Three hours. Not enough. Never enough.
★ ★ ★
The study felt different with everyone in it.
Twelve chairs. Twelve faces carrying twelve versions of the same tension. Nobody spoke above a murmur. Nobody looked directly at the empty chair where Lycan should have been sitting.
Fredrick sat at the head of the table. Hands folded. Patient.
Matteo stood at the far wall. Shadow still. Eyes moving.
I sat in my usual position, the edge of the room, close enough to be present, far enough to be overlooked. I had perfected that distance over twenty-three years. Today I was grateful for it.
Fredrick opened his mouth to speak.
The door opened.
Uncle Aldo walked in first, broad, grey-templed, wearing the particular expression of a man who believed every room he entered belonged to him. Behind him came his sons. And behind them, three Roman cousins, including Dante, who I hadn't seen since last Christmas and had hoped not to see again soon.
The family meeting had just become something else entirely.
Chairs scraped. The table reorganized itself to accommodate the additions. Fredrick said nothing about the intrusion — which meant he'd been expecting it.
Isabella's jaw tightened almost imperceptibly.
I watched.
Uncle Aldo settled into his chair, surveyed the table and smiled the way men smile when they've already decided how a conversation ends.
Then he looked at Marco.
Marco Benedetti. Seventh born. Twenty-six years old and built like something that had never learned to stay calm. He sat three chairs down from me, shoulders already set, eyes already sharp.

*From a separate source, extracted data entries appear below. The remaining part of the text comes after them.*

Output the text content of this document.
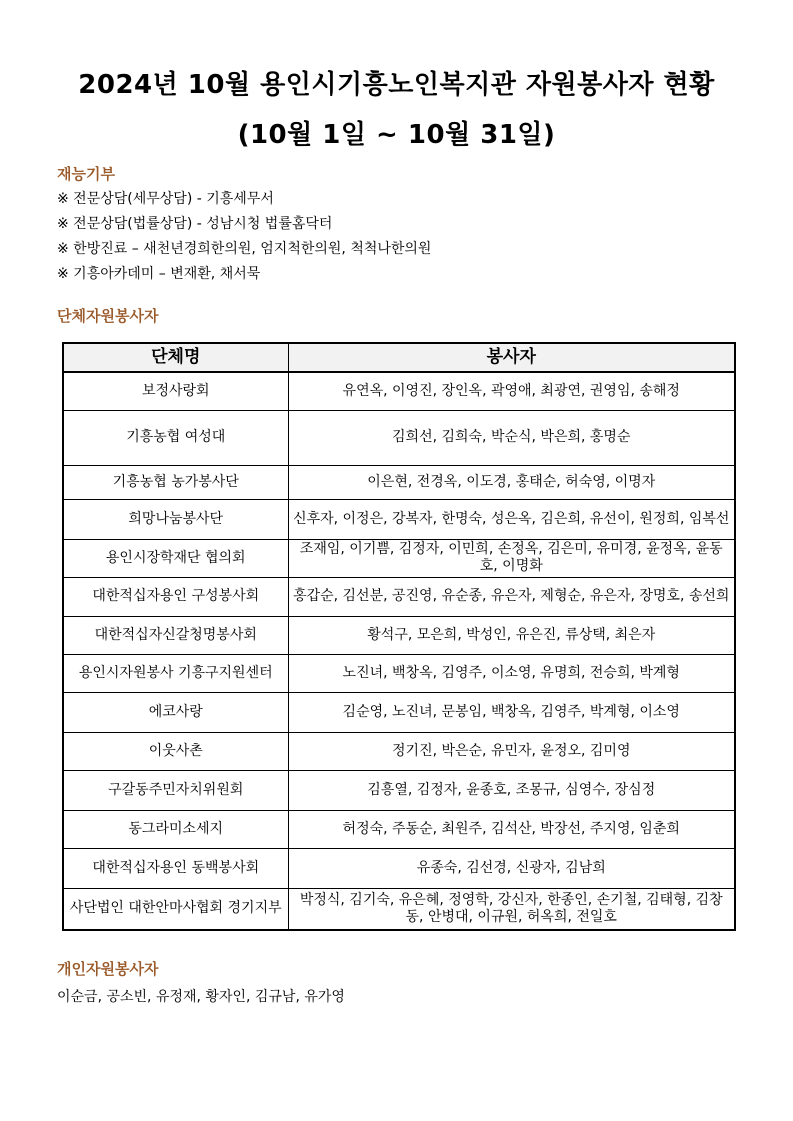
2024년 10월 용인시기흥노인복지관 자원봉사자 현황
(10월 1일 ~ 10월 31일)
재능기부
※ 전문상담(세무상담) - 기흥세무서
※ 전문상담(법률상담) - 성남시청 법률홈닥터
※ 한방진료 – 새천년경희한의원, 엄지척한의원, 척척나한의원
※ 기흥아카데미 – 변재환, 채서묵
단체자원봉사자
단체명	봉사자
보정사랑회	유연옥, 이영진, 장인옥, 곽영애, 최광연, 권영임, 송해정
기흥농협 여성대	김희선, 김희숙, 박순식, 박은희, 홍명순
기흥농협 농가봉사단	이은현, 전경옥, 이도경, 홍태순, 허숙영, 이명자
희망나눔봉사단	신후자, 이정은, 강복자, 한명숙, 성은옥, 김은희, 유선이, 원정희, 임복선
용인시장학재단 협의회	조재임, 이기쁨, 김정자, 이민희, 손정옥, 김은미, 유미경, 윤정옥, 윤동호, 이명화
대한적십자용인 구성봉사회	홍갑순, 김선분, 공진영, 유순종, 유은자, 제형순, 유은자, 장명호, 송선희
대한적십자신갈청명봉사회	황석구, 모은희, 박성인, 유은진, 류상택, 최은자
용인시자원봉사 기흥구지원센터	노진녀, 백창옥, 김영주, 이소영, 유명희, 전승희, 박계형
에코사랑	김순영, 노진녀, 문봉임, 백창옥, 김영주, 박계형, 이소영
이웃사촌	정기진, 박은순, 유민자, 윤정오, 김미영
구갈동주민자치위원회	김흥열, 김정자, 윤종호, 조몽규, 심영수, 장심정
동그라미소세지	허정숙, 주동순, 최원주, 김석산, 박장선, 주지영, 임춘희
대한적십자용인 동백봉사회	유종숙, 김선경, 신광자, 김남희
사단법인 대한안마사협회 경기지부	박정식, 김기숙, 유은혜, 정영학, 강신자, 한종인, 손기철, 김태형, 김창동, 안병대, 이규원, 허옥희, 전일호
개인자원봉사자
이순금, 공소빈, 유정재, 황자인, 김규남, 유가영
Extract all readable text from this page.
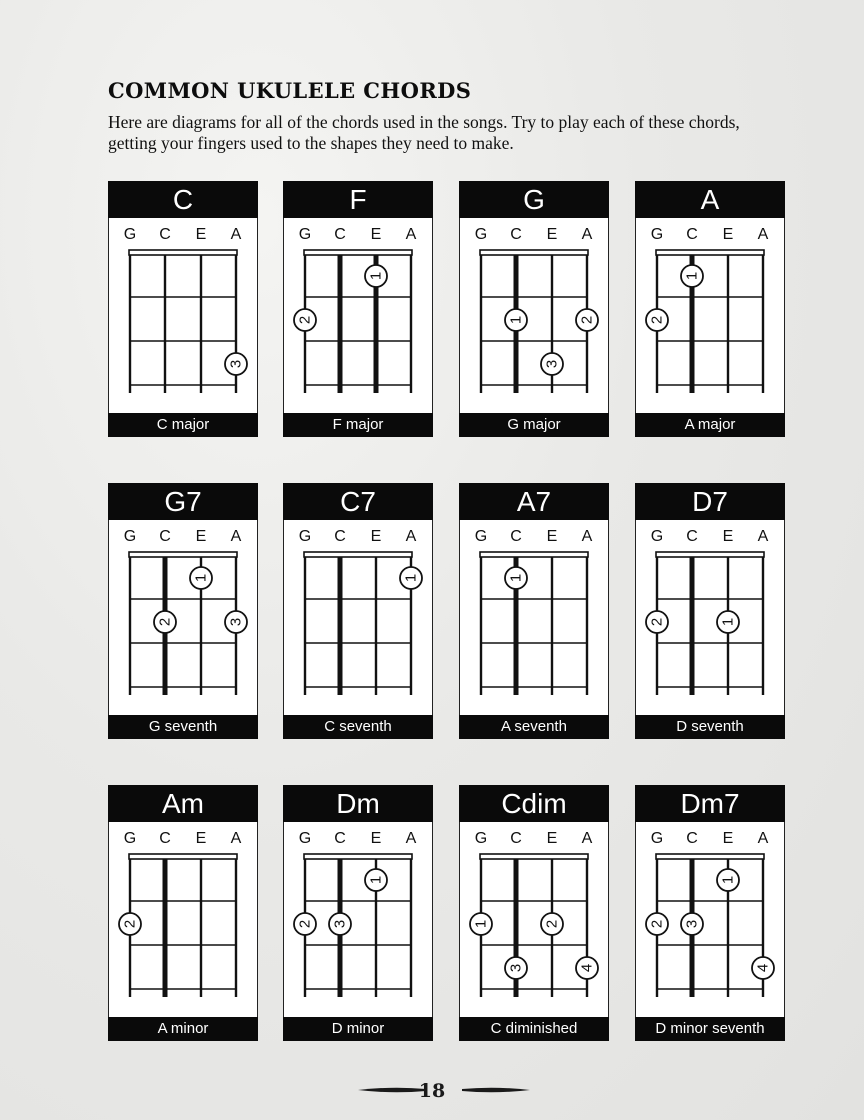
COMMON UKULELE CHORDS

Here are diagrams for all of the chords used in the songs. Try to play each of these chords, getting your fingers used to the shapes they need to make.

C
G C E A
3
C major
F
G C E A
1
2
F major
G
G C E A
1	2
3
G major
A
G C E A
1
2
A major
G7
G C E A
1
2	3
G seventh
C7
G C E A
1
C seventh
A7
G C E A
1
A seventh
D7
G C E A
2	1
D seventh
Am
G C E A
2
A minor
Dm
G C E A
1
2 3
D minor
Cdim
G C E A
1	2
3	4
C diminished
Dm7
G C E A
1
2 3
4
D minor seventh
18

Aldo's smile didn't waver.
"Still at that table, Marco." His voice was light. Conversational. The specific kind of casual that was never actually casual. "Surprising. Given that you carry nothing worth passing down."
The room went very still.
Marco's hand flattened against the table.
"Say that again." Quietly.
"I said what I said." Aldo reached for his water glass. Unbothered. "Some bloodlines produce leaders. Others produce…."
Marco stood.
The gun was out before the chair stopped moving.
Then Dante was on his feet, gun raised, aimed directly back at Marco. Cool. Practiced. Like he'd been waiting for exactly this moment.
Two seconds later the fifth born was standing. Then Aldo's second son. Four guns in a room that had started as a family meeting.
Fredrick sat at the head of the table.
He hadn't moved once.
I pressed my back into my chair and stopped breathing.
Matteo had shifted from the wall, one step forward, body angled, positioning himself between the crossfire and my side of the table without making it obvious.
I noticed. I always noticed.
The guns stayed raised.
Nobody fired.
Nobody stood down.
“Give me the ancestral keys Frederick.”